Honister Pass in Cumbria saw 77mm of rain between midnight and 6pm on Tuesday, according to Environment Agency figures.
Mr Partridge said the storm meant that some areas could see double the average amount of monthly rainfall over a few days.
He said: “Those areas that have seen between 50mm and 70mm already, the warning is out until midday on Thursday, so an extremely long period, but by then we could see up to 150mm to possibly 200mm of rainfall.
“The Midlands for example, their average rainfall total for the whole month is 73mm, so they could easily get double that in the course of two, two and a half days.”
Floodwaters have already risen in parts of the country, with a motorist pictured stranded in Leicester, and workmen in York preparing flood defences on Tuesday morning near the city’s River Ouse.
Tuesday also saw disruption to transport, with Network Rail reporting delays and some line closures in the North West in the evening.

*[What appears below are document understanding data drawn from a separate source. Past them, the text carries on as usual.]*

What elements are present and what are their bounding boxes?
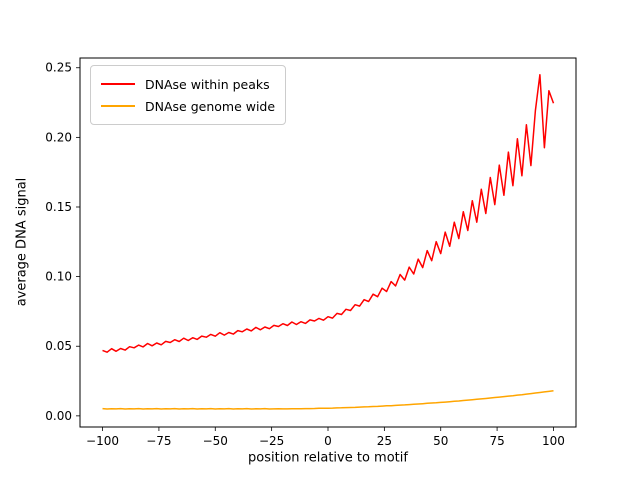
legend-label-peaks: DNAse within peaks: [145, 76, 270, 92]
x-axis-label: position relative to motif: [248, 450, 408, 466]
series-line-0: [102, 73, 555, 353]
legend-entry-genome: DNAse genome wide: [101, 95, 275, 117]
x-tick-label: −100: [86, 434, 119, 448]
y-tick-label: 0.05: [45, 339, 72, 353]
y-axis-label: average DNA signal: [14, 177, 30, 307]
y-tick-label: 0.10: [45, 270, 72, 284]
y-tick-label: 0.20: [45, 130, 72, 144]
data-lines: [102, 73, 555, 410]
legend-entry-peaks: DNAse within peaks: [101, 73, 275, 95]
orange-line-swatch: [101, 105, 135, 107]
x-tick-label: 50: [433, 434, 448, 448]
legend-label-genome: DNAse genome wide: [145, 98, 276, 114]
axis-ticks: −100 −75 −50 −25 0 25 50 75 100 0.00 0.05 0.10 0.15 0…: [45, 61, 565, 448]
x-tick-label: 100: [542, 434, 565, 448]
red-line-swatch: [101, 83, 135, 85]
legend: DNAse within peaks DNAse genome wide: [90, 65, 287, 125]
y-tick-label: 0.15: [45, 200, 72, 214]
x-tick-label: 0: [324, 434, 332, 448]
plot-frame: [79, 57, 577, 428]
x-tick-label: −50: [203, 434, 228, 448]
series-line-1: [102, 390, 554, 410]
y-tick-label: 0.00: [45, 409, 72, 423]
x-tick-label: 75: [489, 434, 504, 448]
x-tick-label: 25: [377, 434, 392, 448]
x-tick-label: −25: [259, 434, 284, 448]
x-tick-label: −75: [146, 434, 171, 448]
y-tick-label: 0.25: [45, 61, 72, 75]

The storm has caused concern for people living in areas devastated by the floods at the end of 2019, who say they are preparing for the worst to happen again.
However, residents of Fishlake, South Yorkshire – which was cut off by the floodwaters just over a year ago, said they are much better prepared this time with many having sandbags dropped outside their properties on Tuesday.
As of 5am, the Environment Agency has issued 37 flood warnings and 167 less serious flood alerts across England.
A major incident was declared in both Greater Manchester and South Yorkshire ahead of the expected heavy rainfall.
North Yorkshire County Council said more than 15,000 sandbags were at the ready around the county.
Meanwhile, Public Health England (PHE) issued a cold weather alert from “first thing” on Thursday until 9am on January 25 for the North East, North West and Yorkshire and the Humber.
The agency said the risk of flooding will amplify the public health risks of the severe cold weather.